LUTTER CONTRE LES MARGES DE COOP & MIGROS : CONTEXTE
Partout dans le monde, le système alimentaire agro-industriel, régi par le profit, précarise et tue une agriculture paysanne digne et qui préserve le vivant. Les formes d’autonomie alimentaire qui préexistaient à la marchandisation du vivant, des ressources et des aliments ont été presque entièrement anéantis en quelques décennies, laissant place à la libéralisation des marchés et une course au rendement immédiat. Les énergies fossiles, les pesticides de synthèse et les engrais chimiques ont remplacé de nombreux savoir-faire et pratiques. Aujourd’hui, l’agriculture moderne est otage de son propre système : elle fait les frais d’une course sans fin à la rentabilité immédiate au travers de la sous-rémunération de la paysannerie et de la disparition de nombreuses fermes, au profit d’exploitations grandissantes.
Pour Grondements des Terres, ce tableau est celui d’un système qui ne fonctionne pas : le système alimentaire agro-industriel globalisé se révèle incapable aussi bien d’alimenter le monde que de rémunérer correctement les agriculteur·rices pour que celleux-ci puissent fournir une alimentation suffisante et satisfaisante accessible à tous·tes.
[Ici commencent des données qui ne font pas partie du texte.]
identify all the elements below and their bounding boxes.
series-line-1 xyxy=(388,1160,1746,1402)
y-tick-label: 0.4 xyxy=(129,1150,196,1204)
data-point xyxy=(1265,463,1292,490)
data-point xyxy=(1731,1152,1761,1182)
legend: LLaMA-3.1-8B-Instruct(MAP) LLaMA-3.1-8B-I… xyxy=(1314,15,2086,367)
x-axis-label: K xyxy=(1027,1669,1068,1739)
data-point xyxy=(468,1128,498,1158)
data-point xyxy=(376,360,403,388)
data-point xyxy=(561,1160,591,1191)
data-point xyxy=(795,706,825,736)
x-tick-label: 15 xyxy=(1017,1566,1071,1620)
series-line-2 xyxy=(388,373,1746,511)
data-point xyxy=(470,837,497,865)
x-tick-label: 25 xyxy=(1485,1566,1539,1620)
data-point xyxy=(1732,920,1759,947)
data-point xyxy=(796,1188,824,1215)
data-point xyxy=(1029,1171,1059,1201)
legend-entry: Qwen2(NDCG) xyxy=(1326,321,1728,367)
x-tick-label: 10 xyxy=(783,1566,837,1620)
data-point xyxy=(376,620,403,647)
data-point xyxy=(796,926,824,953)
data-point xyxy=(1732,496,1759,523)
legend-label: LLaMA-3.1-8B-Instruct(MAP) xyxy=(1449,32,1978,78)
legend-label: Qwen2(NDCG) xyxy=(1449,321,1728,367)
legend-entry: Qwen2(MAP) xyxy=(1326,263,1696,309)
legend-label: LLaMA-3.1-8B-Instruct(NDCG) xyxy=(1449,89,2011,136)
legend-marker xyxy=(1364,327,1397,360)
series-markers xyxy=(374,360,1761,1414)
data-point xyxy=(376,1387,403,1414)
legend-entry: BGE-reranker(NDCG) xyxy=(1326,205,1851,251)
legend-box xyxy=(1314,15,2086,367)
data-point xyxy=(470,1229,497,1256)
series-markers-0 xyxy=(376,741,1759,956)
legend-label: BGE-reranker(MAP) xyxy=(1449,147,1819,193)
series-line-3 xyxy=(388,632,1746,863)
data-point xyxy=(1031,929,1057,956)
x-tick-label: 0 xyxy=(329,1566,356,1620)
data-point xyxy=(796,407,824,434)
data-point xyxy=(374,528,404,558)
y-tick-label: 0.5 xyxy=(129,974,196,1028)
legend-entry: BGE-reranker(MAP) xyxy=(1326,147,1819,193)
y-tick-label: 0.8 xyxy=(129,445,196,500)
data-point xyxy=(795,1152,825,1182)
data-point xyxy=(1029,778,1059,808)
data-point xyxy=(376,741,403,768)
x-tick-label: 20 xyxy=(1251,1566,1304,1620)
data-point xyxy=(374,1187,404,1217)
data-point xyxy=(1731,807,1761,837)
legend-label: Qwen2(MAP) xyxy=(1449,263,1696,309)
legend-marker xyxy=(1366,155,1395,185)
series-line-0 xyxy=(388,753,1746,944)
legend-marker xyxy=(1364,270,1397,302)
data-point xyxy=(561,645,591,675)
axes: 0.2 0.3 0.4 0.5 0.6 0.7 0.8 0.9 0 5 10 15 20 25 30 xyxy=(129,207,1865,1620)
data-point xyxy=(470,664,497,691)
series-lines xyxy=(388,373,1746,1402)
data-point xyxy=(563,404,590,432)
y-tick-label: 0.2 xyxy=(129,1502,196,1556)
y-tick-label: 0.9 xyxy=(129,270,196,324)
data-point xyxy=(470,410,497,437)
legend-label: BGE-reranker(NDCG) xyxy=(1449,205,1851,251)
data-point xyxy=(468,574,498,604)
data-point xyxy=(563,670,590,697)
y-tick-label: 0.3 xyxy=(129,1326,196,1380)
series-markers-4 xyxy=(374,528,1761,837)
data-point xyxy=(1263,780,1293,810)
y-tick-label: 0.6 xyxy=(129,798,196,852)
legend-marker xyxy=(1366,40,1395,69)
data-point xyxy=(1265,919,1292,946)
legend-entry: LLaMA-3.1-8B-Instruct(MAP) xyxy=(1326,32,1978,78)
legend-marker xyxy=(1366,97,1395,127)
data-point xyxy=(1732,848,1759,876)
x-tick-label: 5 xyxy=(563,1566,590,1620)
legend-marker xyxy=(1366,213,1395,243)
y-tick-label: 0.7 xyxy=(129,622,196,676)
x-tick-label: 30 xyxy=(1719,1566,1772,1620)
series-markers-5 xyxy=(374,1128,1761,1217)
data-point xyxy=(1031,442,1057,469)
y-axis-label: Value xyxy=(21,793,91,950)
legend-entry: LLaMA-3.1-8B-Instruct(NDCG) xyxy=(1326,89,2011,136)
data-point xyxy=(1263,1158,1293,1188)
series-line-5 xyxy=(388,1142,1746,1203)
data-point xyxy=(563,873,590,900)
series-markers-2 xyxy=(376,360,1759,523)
Sans même parler des dégradations écologiques, des rendements énergétiques négatifs ou des perte de qualité nutritive et des inégalités.
Le système de la grande distribution, incarné en Suisse par le duopole formé par Coop et Migros, contribue à véhiculer une image de l’alimentation comme celle d’un poste de dépenses à compresser au maximum, dans le but de dégager du temps et des revenus pour consommer toujours plus de biens inutiles et payer des loyers et des assurances de plus en plus chères. D’après cette logique, le prix de la nourriture ne peut qu’être le plus bas possible. Derrière ce prix, le but de la grande distribution est de distribuer en masse, de vendre à bas prix et ainsi de remplacer les petit·es commerçant·es et transformateur·trices qui ne sont considéré·es que comme des coûteux intermédiaires.
EN SUISSE : LES MARGES OPAQUES DES GÉANTS ORANGE
En Suisse, le duopole Coop-Migros contrôle près de 80% du commerce de détail national. Son profit est basé sur la sous-rémunération des producteur·rices, les importations à bas prix et assuré en large partie par le silence qui règne à propos des prix et des marges prélevées. Sous prétexte de secret commercial et de respect de la concurrence, aucun chiffre n’est jamais communiqué par Coop et Migros concernant leurs marges dégagées sur les denrées agricoles qu’ils revendent.
Depuis 2022, des enquêtes – rendues possibles grâce à des fuites de données – ont révélé l’ampleur de ces marges :
– 30% du prix d’un concombre acheté chez Coop va dans la poche de Coop. En revanche, la marge bénéficiaire pour le producteur n’est que de 1,2 % [Source : FRC].
– Une tomme de vache rapporte 1 fr. au distributeur Migros, ce qui represente une marge de 51,3% [Source : FRC].
– Coop achète quatre yaourts Sojasun Mirtylle au prix de 1,70 frs et les vend à 3,35 frs, ce qui représente une marge gigantesque de 92% [Source : heidi news].
– Le prix total moyen des carottes se dissèque ainsi : 28% coût de production, 72% de marge
Les marges pour les produits Bio sont en moyenne encore plus élevées, si l’on considère que la production est environ 30% plus chère, mais que les produits sont souvent vendus 50% (souvent même plus) plus chers que les produits conventionnels [Source : FRC]. La grande distribution, loin de favoriser une consommation locale et de saison, utilise ces éléments comme arguments de vente, tout en maintenant une opacité totale sur son fonctionnement.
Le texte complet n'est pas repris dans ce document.